What’s the most important requirement for sentiment analytics to succeed? Make that question plural, and let’s start our answers with something that the tools in this area themselves have no influence on: Good quality data.
During yesterday’s second annual Sentiment Analysis Symposium in New York City, hosted by Alta Plana Corp. and its founder Seth Grimes, the audience got an earful about how bad data can negatively impact efforts to understand sentiment before they even get underway.
“To take advantage of sentiment analysis you need good data,” said Israel Mirsky, EVP, Emerging Media & Technology, Porter Novelli. If sentiment analysis is performed over corporate-owned data, chances are better that it’s in good shape than when it’s information sourced from the world of social media. “The success of these tools requires being run on data of the highest quality,” he said. “Bad research equals bad results.”
The audience was urged to test out their data source providers to see who really does do the best job, paying attention to issues such as whether there are holes on the blog and forum aggregation side or on the real-time data aggregation end of things. Twitter’s own API feeds came under scrutiny. Using that approach, Mirsky said, can be a big mistake, because of the caps it places on data. He also expressed concern that those providers who say their apps have access to all the firehose data actually do. “It’s ugly out there,” he said.
In fact, pointed out Steve Rappaport, Knowledge Solutions Director, the Advertising Research Foundation, about 5 to 15 percent of data makes its way out through the Twitter API compared to the 90ish percent-range from Twitter’s firehose.

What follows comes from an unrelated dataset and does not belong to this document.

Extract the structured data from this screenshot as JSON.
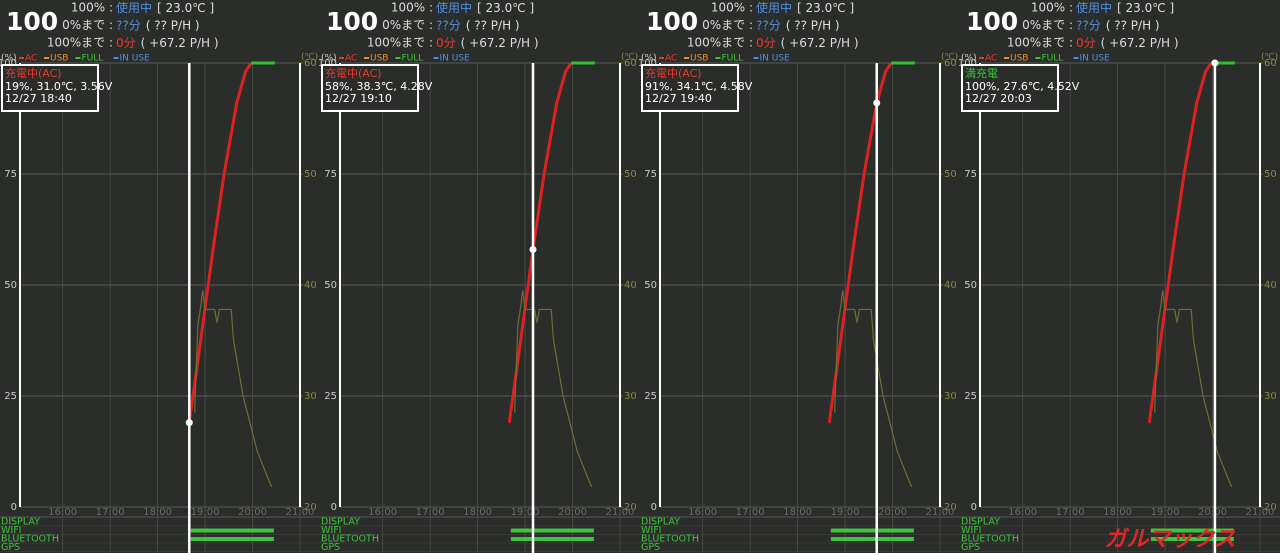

Other panelists agreed that poor data can lead to problems down the road. “Data is messy. Twitter in particular is really messy,” says Jeff Catlin, CEO of Lexalytics. Even assuming you have a relatively clean Twitter feed with relatively topical data – a big assumption, he said – then you have to figure out what people actually are saying “in whatever language it is they’re writing in. God help the poor machines. We’ve put years and years of work to understand grammar, capitalization, and crap like that, and there ain’t none.”
Don’t forget the junk data in the mix, too. “Once you eliminate spam, content farms and invalid mentions, for many clients there is not enough validated, real, important content left to make automated sentiment analysis accurate,” said Katie Delahaye Paine, CEO, KDPaine & Partners, a consulting and research firm that helps companies measure the success of social media and traditional PR programs. “You must figure this out and be honest if this is a good fit. Every company has been pitched by some automated sentiment analysis company and half the times I had to say, ‘Look, you get 100 clips a month. It’s not worth it.’” To add to that, some companies just don’t generate a lot of sentiment, one way or another. “Eighty percent of the conversation is neutral – people are just making an observation,” she said.

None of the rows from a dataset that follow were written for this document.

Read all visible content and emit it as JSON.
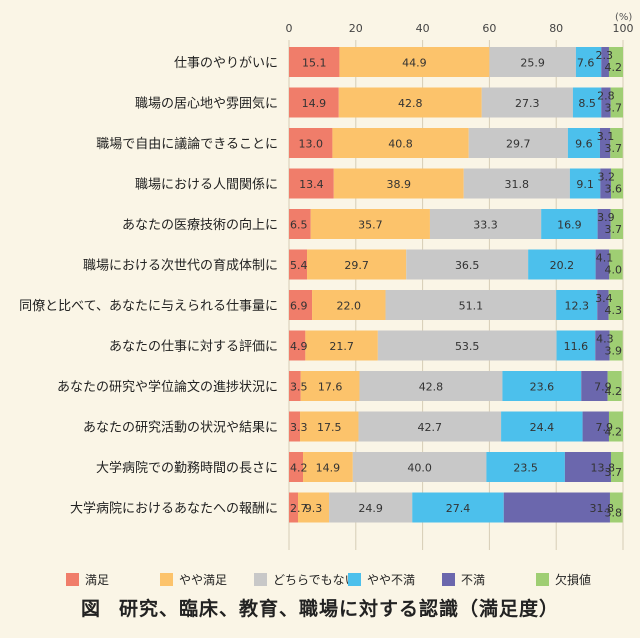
{
  "chart_data": {
    "type": "bar",
    "orientation": "horizontal",
    "stacked": true,
    "title": "研究、臨床、教育、職場に対する認識（満足度）",
    "figure_label": "図",
    "unit_label": "(%)",
    "xlim": [
      0,
      100
    ],
    "x_ticks": [
      "0",
      "20",
      "40",
      "60",
      "80",
      "100"
    ],
    "categories": [
      "仕事のやりがいに",
      "職場の居心地や雰囲気に",
      "職場で自由に議論できることに",
      "職場における人間関係に",
      "あなたの医療技術の向上に",
      "職場における次世代の育成体制に",
      "同僚と比べて、あなたに与えられる仕事量に",
      "あなたの仕事に対する評価に",
      "あなたの研究や学位論文の進捗状況に",
      "あなたの研究活動の状況や結果に",
      "大学病院での勤務時間の長さに",
      "大学病院におけるあなたへの報酬に"
    ],
    "series": [
      {
        "name": "満足",
        "color": "#f07d6a",
        "values": [
          15.1,
          14.9,
          13.0,
          13.4,
          6.5,
          5.4,
          6.9,
          4.9,
          3.5,
          3.3,
          4.2,
          2.7
        ]
      },
      {
        "name": "やや満足",
        "color": "#fcc36b",
        "values": [
          44.9,
          42.8,
          40.8,
          38.9,
          35.7,
          29.7,
          22.0,
          21.7,
          17.6,
          17.5,
          14.9,
          9.3
        ]
      },
      {
        "name": "どちらでもない",
        "color": "#c8c8c8",
        "values": [
          25.9,
          27.3,
          29.7,
          31.8,
          33.3,
          36.5,
          51.1,
          53.5,
          42.8,
          42.7,
          40.0,
          24.9
        ]
      },
      {
        "name": "やや不満",
        "color": "#4cc0ec",
        "values": [
          7.6,
          8.5,
          9.6,
          9.1,
          16.9,
          20.2,
          12.3,
          11.6,
          23.6,
          24.4,
          23.5,
          27.4
        ]
      },
      {
        "name": "不満",
        "color": "#6b67ad",
        "values": [
          2.3,
          2.8,
          3.1,
          3.2,
          3.9,
          4.1,
          3.4,
          4.3,
          7.9,
          7.9,
          13.8,
          31.8
        ]
      },
      {
        "name": "欠損値",
        "color": "#9fce73",
        "values": [
          4.2,
          3.7,
          3.7,
          3.6,
          3.7,
          4.0,
          4.3,
          3.9,
          4.2,
          4.2,
          3.7,
          3.8
        ]
      }
    ]
  }
}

One of the points that was made was that marketing seems to have been the zone where sentiment analysis first landed, but it’s not necessarily an exclusive fit or perhaps even the best one. What might be? Catlin sees travel and tourism as a natural fit – “there’s lots of data feeding back all the time,” he says. Symposium attendees also saw presentations that made a case for sentiment analytics in financial sector and trading apps, for example. “The most important thing in the stock market is early warning [that] something is going up or down,” said Ronen Feldman, associate professor at Hebrew University and co-founder of text mining company Digital Trowel. “But you can’t use sentiment alone. You have to use it with technical and fundamental analysis. Then you add sentiment and you get much better results.”

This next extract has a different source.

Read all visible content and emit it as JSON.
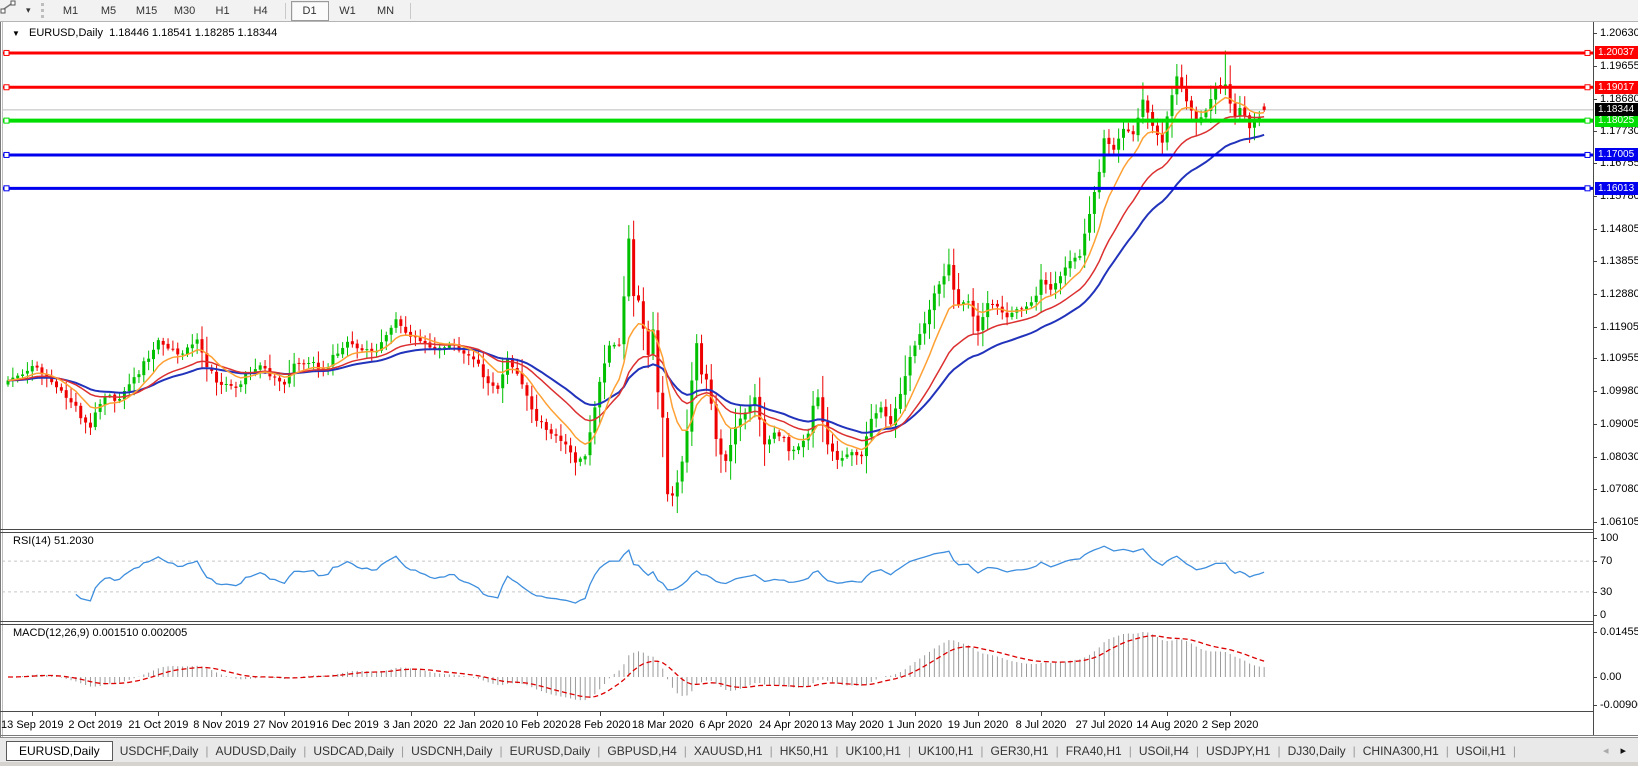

Then there’s eBay, which has experimented with sentiment analytics starting with product domains and reviews and wound up to where the sentiment analytics engine it created and the NLP group it runs are helping the company’s IT deal with the early tracking of site problems and downtime. It’s taken a path that has included leveraging the application of general sentiment analytics to find negative tweets about site performance, extracting events, and correlating keyword analysis to spikes in related Twitter traffic, says Catherine Baudin, Senior Research Scientist, eBay Research Lab. “Not every thing has to be the most fantastic NLP technology,” she said. “If you can combine multiple clues you might be able to do some things.”
This doesn’t mean that marketing efforts should necessarily lose the toehold they have in sentiment analytics. It’s as much a matter of how you look at its application there as anything else. “Markting resource management looks at all the ways we communicate,” said Seth Earley, president and CEO of Earley & Associates. “Sentiment analysis is one piece.”
And, says Catlin, marketers need to break out of their past practices that meant caring about all mentions and all sentiment on all mentions. In other words, you just don’t need all the gory details you once did when the world had a lot less content. “In the new world with this much information that’s not important,” he told The Semantic Web Blog. “You want mentions but the only ones that affect your brand are at the edges. Everyone is saying there’s too much gray – well, throw it away. It really doesn’t affect your brand. Maybe you’ll miss an important nugget here or there but really, the just about any of the engines out there [including Lexalytics] get the outliers right. Out here [on the edges] the engines are great. So it’s not so much that [sentiment analytics] isn’t right for marketing, but that marketing doesn’t always look at it in the right way.”